I dati raccolti provengono in genere da questionari che i supplier sono chiamati a compilare, allegando certificazioni ambientali e documenti ufficiali a conferma della veridicità di quanto dichiarato. Le risposte possono essere poi integrate con ulteriori supporti: si pensi ai report delle visite di auditing e ai bilanci di sostenibilità.


2. Valutazione ESG in autonomia o in outsourcing

Una volta ottenute le informazioni, l’organizzazione si trova ad affrontare lo step più complicato: la valutazione ESG del fornitore. Le modalità di azione sono due:

  • l’analisi autonoma dei dati raccolti;
  • il ricorso a un ESG Information Provider.

Nel primo caso, considerata l’importanza che l’analisi sia attendibile e obiettiva, l’impresa dovrà dotarsi di una piattaforma e delle tecnologie più adeguate. Dovrà quindi mettere in campo un sistema di valutazione interno, eventualmente raggiungendo il necessario livello di personalizzazione della procedura. Nel secondo caso, la valutazione è affidata al partner, il quale si avvale di procedure certificate, sistemi ad hoc e informazioni di rating per restituire all’azienda un report dettagliato delle performance di sostenibilità dei fornitori.


3. Definizione dei rischi ESG per fornitore

Una volta ottenuta una corretta valutazione del portafoglio fornitori, l’azienda dispone di un quadro preciso del livello di rischio dei singoli partner. In tal modo, può decidere se e come intraprendere con loro un rapporto commerciale.
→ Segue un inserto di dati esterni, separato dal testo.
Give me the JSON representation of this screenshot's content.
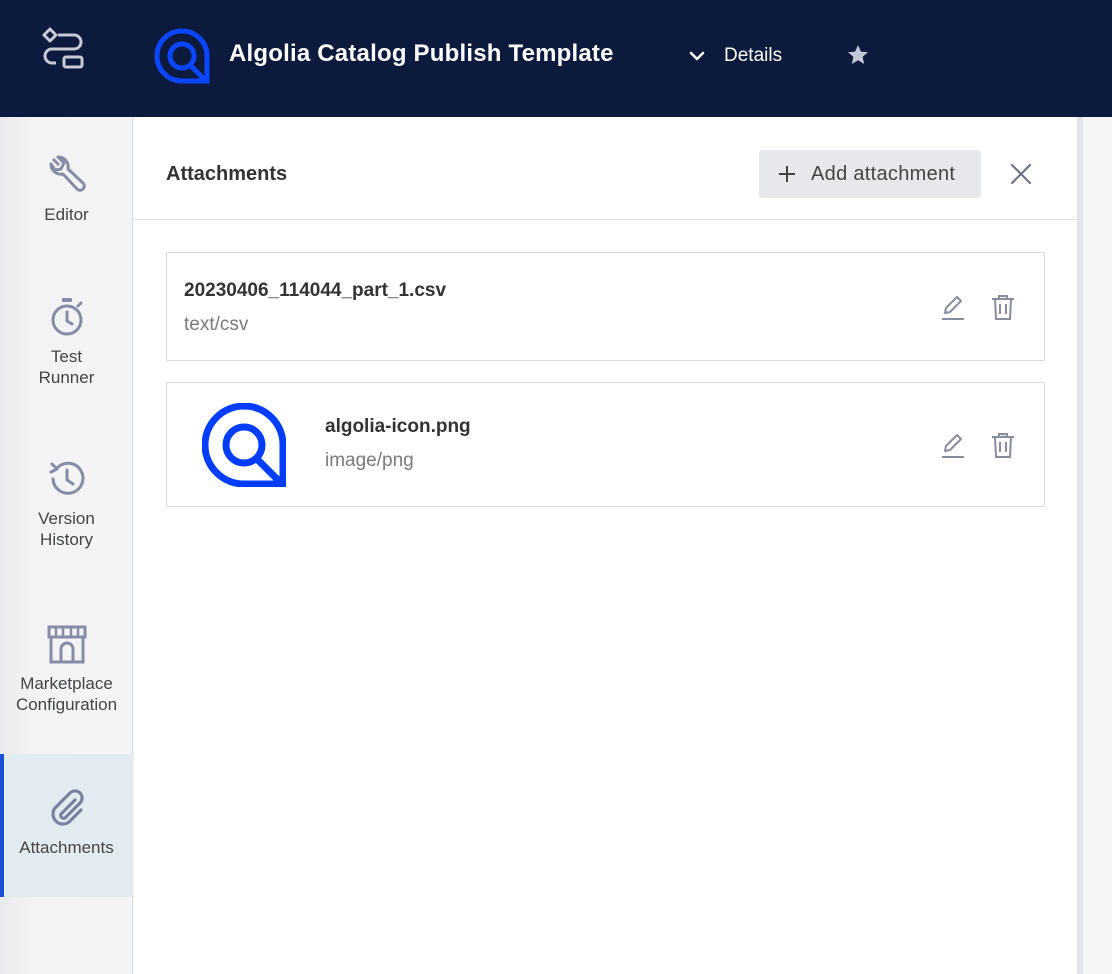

Nel caso in cui un fornitore presenti dati ESG “problematici” ma sia comunque considerato essenziale per il core business, l’impresa potrebbe supportarlo nella ricerca di fonti alternative sulle tre aree della sostenibilità. Diversamente, l’impresa può semplicemente valutare l’ipotesi di identificare altre opzioni di fornitura a basso rischio, “scremando” così la rete di fornitori con credenziali meno solide.

In questo modo, è possibile predisporre una supply chain sostenibile. Difatti, la valutazione delle performance dei fornitori non rappresenta solo un tassello cruciale dell’identità ESG dell’impresa, ma può anche rivelarsi uno strumento importante per la creazione di una supply chain sempre più green e resiliente, capace di promuovere la sostenibilità a tutti i livelli.